I’m most surprised at how the class-conflict based theories are reflected in what for me are the major lenses into the zeitgeist of contemporary U.S. politics. This may be because I’m very disproportionately surrounded by Marxist-influenced intellectuals. But it is hard to miss the narrative that the white working class has rejected the alliance between neoliberal capital and low-wage immigrant and minority labor. Indeed, it is arguably this latter alliance that Nancy Fraser has called neoliberalism. This conflict accords with the split labor market theory. Fraser and other hopeful socialist types argue that a triumph over identity differences is necessary to realize racial conflicts in the working class play into the hands of capitalists, not white workers. It is very odd that this ideological question is not more settled empirically. It may be that the whole framing is perniciously oversimplified, and that really you have to talk about things in a more nuanced way to get real headway.

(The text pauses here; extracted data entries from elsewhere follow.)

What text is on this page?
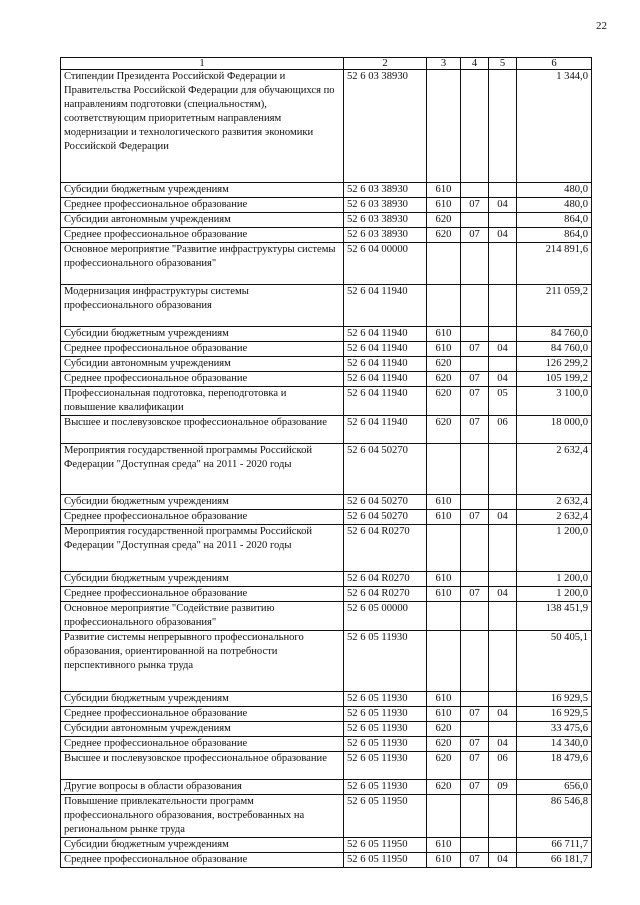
22
1	2	3	4	5	6
Стипендии Президента Российской Федерации и Правительства Российской Федерации для обучающихся по направлениям подготовки (специальностям), соответствующим приоритетным направлениям модернизации и технологического развития экономики Российской Федерации	52 6 03 38930				1 344,0
Субсидии бюджетным учреждениям	52 6 03 38930	610			480,0
Среднее профессиональное образование	52 6 03 38930	610	07	04	480,0
Субсидии автономным учреждениям	52 6 03 38930	620			864,0
Среднее профессиональное образование	52 6 03 38930	620	07	04	864,0
Основное мероприятие "Развитие инфраструктуры системы профессионального образования"	52 6 04 00000				214 891,6
Модернизация инфраструктуры системы профессионального образования	52 6 04 11940				211 059,2
Субсидии бюджетным учреждениям	52 6 04 11940	610			84 760,0
Среднее профессиональное образование	52 6 04 11940	610	07	04	84 760,0
Субсидии автономным учреждениям	52 6 04 11940	620			126 299,2
Среднее профессиональное образование	52 6 04 11940	620	07	04	105 199,2
Профессиональная подготовка, переподготовка и повышение квалификации	52 6 04 11940	620	07	05	3 100,0
Высшее и послевузовское профессиональное образование	52 6 04 11940	620	07	06	18 000,0
Мероприятия государственной программы Российской Федерации "Доступная среда" на 2011 - 2020 годы	52 6 04 50270				2 632,4
Субсидии бюджетным учреждениям	52 6 04 50270	610			2 632,4
Среднее профессиональное образование	52 6 04 50270	610	07	04	2 632,4
Мероприятия государственной программы Российской Федерации "Доступная среда" на 2011 - 2020 годы	52 6 04 R0270				1 200,0
Субсидии бюджетным учреждениям	52 6 04 R0270	610			1 200,0
Среднее профессиональное образование	52 6 04 R0270	610	07	04	1 200,0
Основное мероприятие "Содействие развитию профессионального образования"	52 6 05 00000				138 451,9
Развитие системы непрерывного профессионального образования, ориентированной на потребности перспективного рынка труда	52 6 05 11930				50 405,1
Субсидии бюджетным учреждениям	52 6 05 11930	610			16 929,5
Среднее профессиональное образование	52 6 05 11930	610	07	04	16 929,5
Субсидии автономным учреждениям	52 6 05 11930	620			33 475,6
Среднее профессиональное образование	52 6 05 11930	620	07	04	14 340,0
Высшее и послевузовское профессиональное образование	52 6 05 11930	620	07	06	18 479,6
Другие вопросы в области образования	52 6 05 11930	620	07	09	656,0
Повышение привлекательности программ профессионального образования, востребованных на региональном рынке труда	52 6 05 11950				86 546,8
Субсидии бюджетным учреждениям	52 6 05 11950	610			66 711,7
Среднее профессиональное образование	52 6 05 11950	610	07	04	66 181,7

Unless of course there isn’t any such real hope. This was an interesting part of the stratification theory: the explanation that included an absence of agency. I used to study lots and lots of philosophy, and in philosophy it’s a permissible form of argument to say, “This line of reasoning, if followed to its conclusion, leads to an appalling and untenable conclusion, one that could never be philosophically satisfying. For that reason, we reject it and consider a premise to be false.” In other words, in philosophy you are allowed to be motivated by the fact that a philosophical stance is life negating or self-defeating in some way. I wonder if that is true of sociology of race. I also wonder whether bleak conclusions are necessary even if you deny the agency of racial minorities in the United States to liberate themselves on their own steam. Now there’s globalization, and earlier patterns of race may well be altered by forces outside of it. This is another theme in contemporary political discourse.

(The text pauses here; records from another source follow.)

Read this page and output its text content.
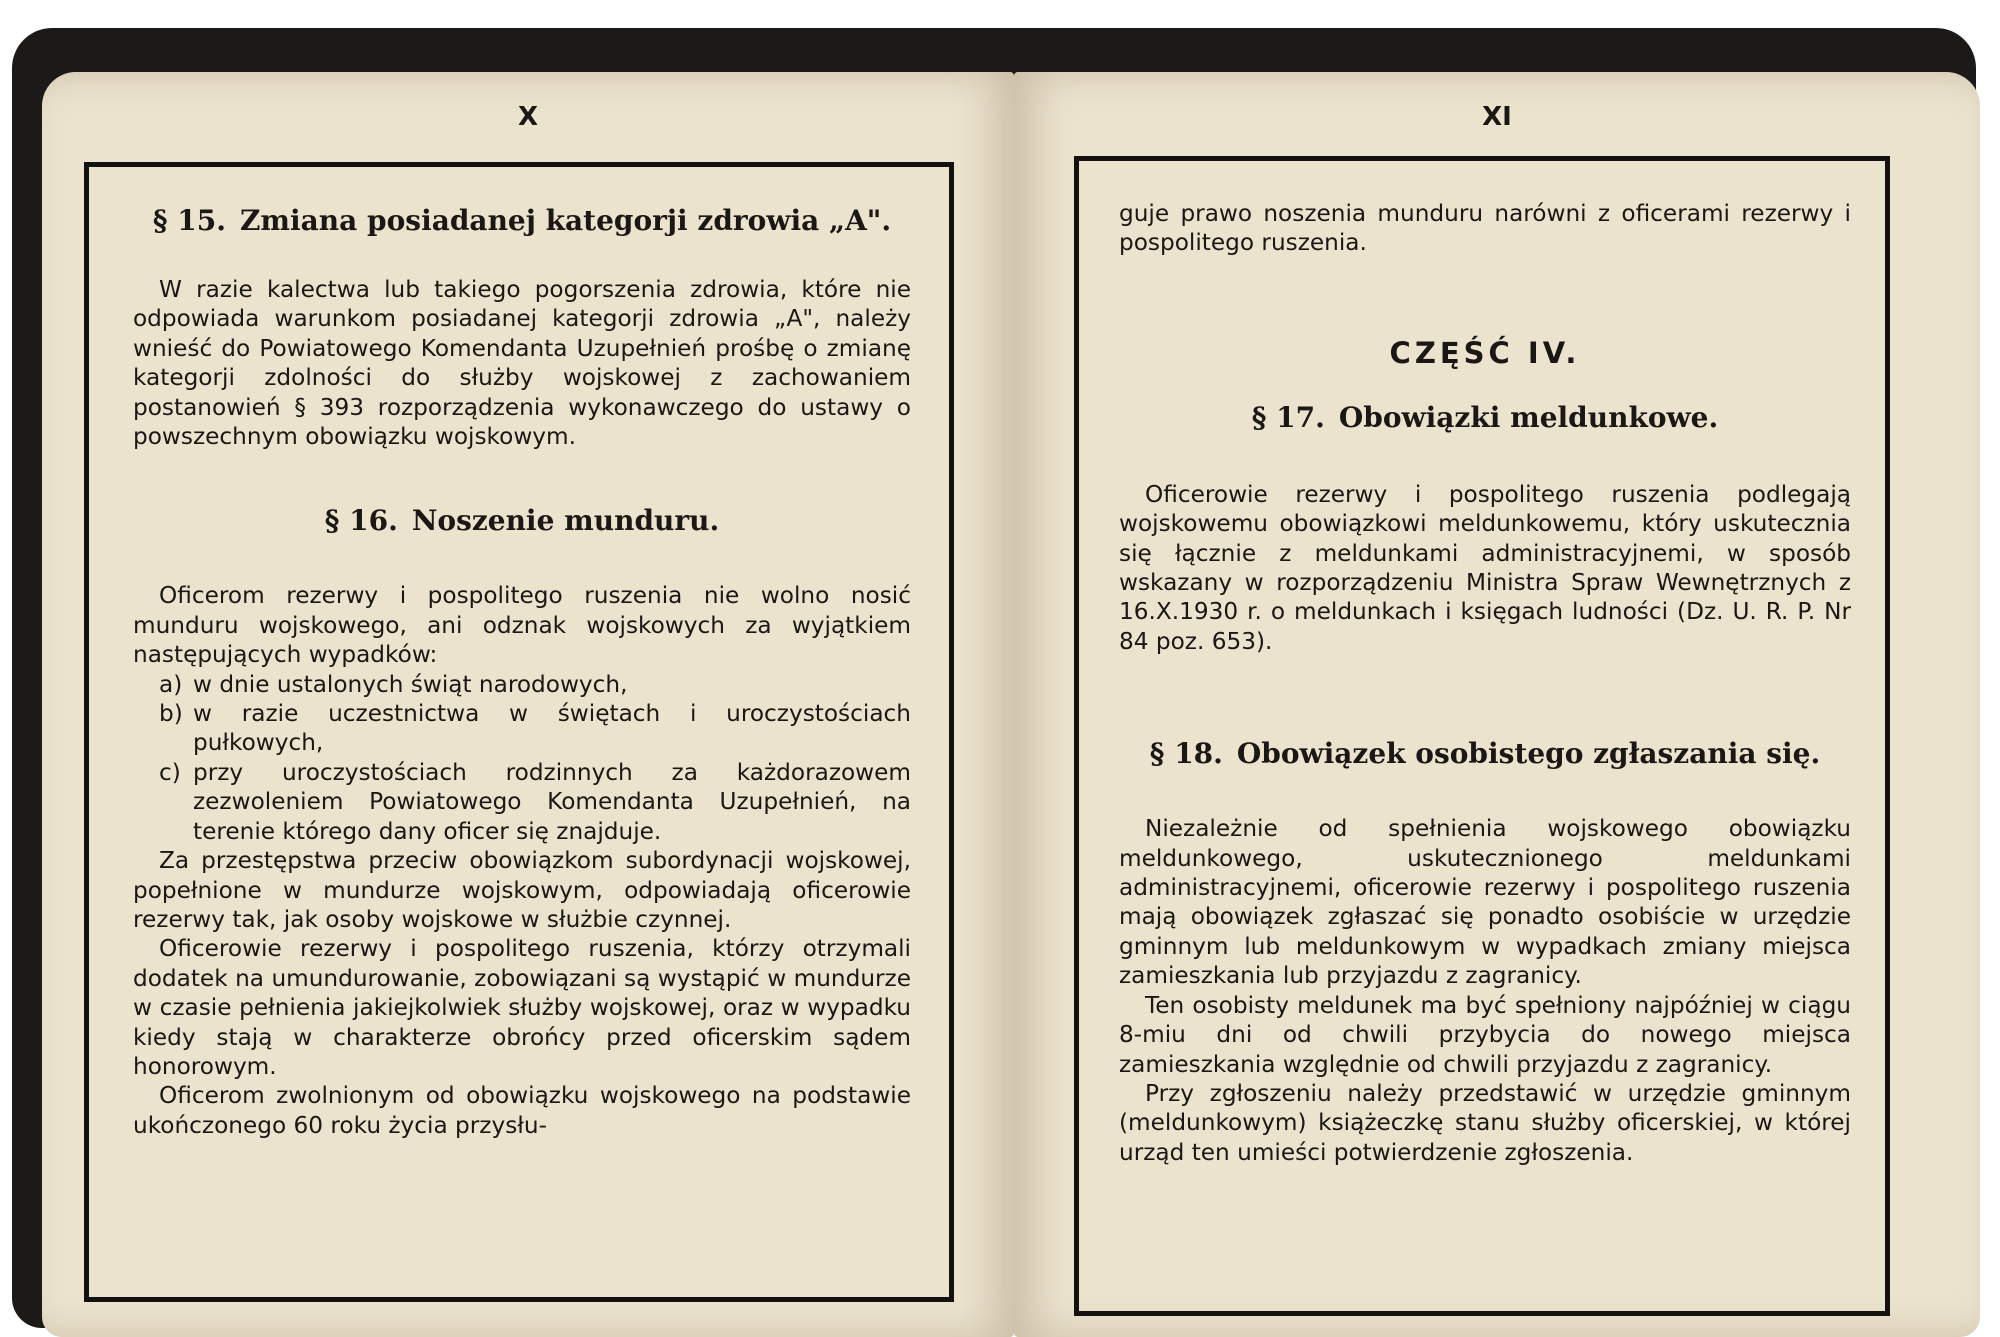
X
§ 15. Zmiana posiadanej kategorji zdrowia „A".

W razie kalectwa lub takiego pogorszenia zdrowia, które nie odpowiada warunkom posiadanej kategorji zdrowia „A", należy wnieść do Powiatowego Komendanta Uzupełnień prośbę o zmianę kategorji zdolności do służby wojskowej z zachowaniem postanowień § 393 rozporządzenia wykonawczego do ustawy o powszechnym obowiązku wojskowym.

§ 16. Noszenie munduru.

Oficerom rezerwy i pospolitego ruszenia nie wolno nosić munduru wojskowego, ani odznak wojskowych za wyjątkiem następujących wypadków:

a) w dnie ustalonych świąt narodowych,
b) w razie uczestnictwa w świętach i uroczystościach pułkowych,
c) przy uroczystościach rodzinnych za każdorazowem zezwoleniem Powiatowego Komendanta Uzupełnień, na terenie którego dany oficer się znajduje.

Za przestępstwa przeciw obowiązkom subordynacji wojskowej, popełnione w mundurze wojskowym, odpowiadają oficerowie rezerwy tak, jak osoby wojskowe w służbie czynnej.

Oficerowie rezerwy i pospolitego ruszenia, którzy otrzymali dodatek na umundurowanie, zobowiązani są wystąpić w mundurze w czasie pełnienia jakiejkolwiek służby wojskowej, oraz w wypadku kiedy stają w charakterze obrońcy przed oficerskim sądem honorowym.

Oficerom zwolnionym od obowiązku wojskowego na podstawie ukończonego 60 roku życia przysłu-

XI

guje prawo noszenia munduru narówni z oficerami rezerwy i pospolitego ruszenia.

CZĘŚĆ IV.
§ 17. Obowiązki meldunkowe.

Oficerowie rezerwy i pospolitego ruszenia podlegają wojskowemu obowiązkowi meldunkowemu, który uskutecznia się łącznie z meldunkami administracyjnemi, w sposób wskazany w rozporządzeniu Ministra Spraw Wewnętrznych z 16.X.1930 r. o meldunkach i księgach ludności (Dz. U. R. P. Nr 84 poz. 653).

§ 18. Obowiązek osobistego zgłaszania się.

Niezależnie od spełnienia wojskowego obowiązku meldunkowego, uskutecznionego meldunkami administracyjnemi, oficerowie rezerwy i pospolitego ruszenia mają obowiązek zgłaszać się ponadto osobiście w urzędzie gminnym lub meldunkowym w wypadkach zmiany miejsca zamieszkania lub przyjazdu z zagranicy.

Ten osobisty meldunek ma być spełniony najpóźniej w ciągu 8-miu dni od chwili przybycia do nowego miejsca zamieszkania względnie od chwili przyjazdu z zagranicy.

Przy zgłoszeniu należy przedstawić w urzędzie gminnym (meldunkowym) książeczkę stanu służby oficerskiej, w której urząd ten umieści potwierdzenie zgłoszenia.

Once again Omi and Winant have raised the specter of “colorblind” policies without directly critiquing them. The question seems to boil down to whether or not the mechanisms that reproduce racial inequality can be mitigated better by removing those mechanisms that are explicitly racial or not. If part of the mechanism is irrational prejudice due to some hindbrain tick, then there may be grounds for a systematic correction of that tick. But that would require a scientific conclusion about the psychology of race that identifies a systematic error. If the error is rather interpreting an empirical inequality due to racialized policies as an essentialized difference, then that can be partially corrected by reducing the empirical inequality in fact.
It is in fact because I’m interested in what kinds of algorithms would be beneficial interventions in the process of racial formation that I’m reading Omi and Winant so closely in the first place.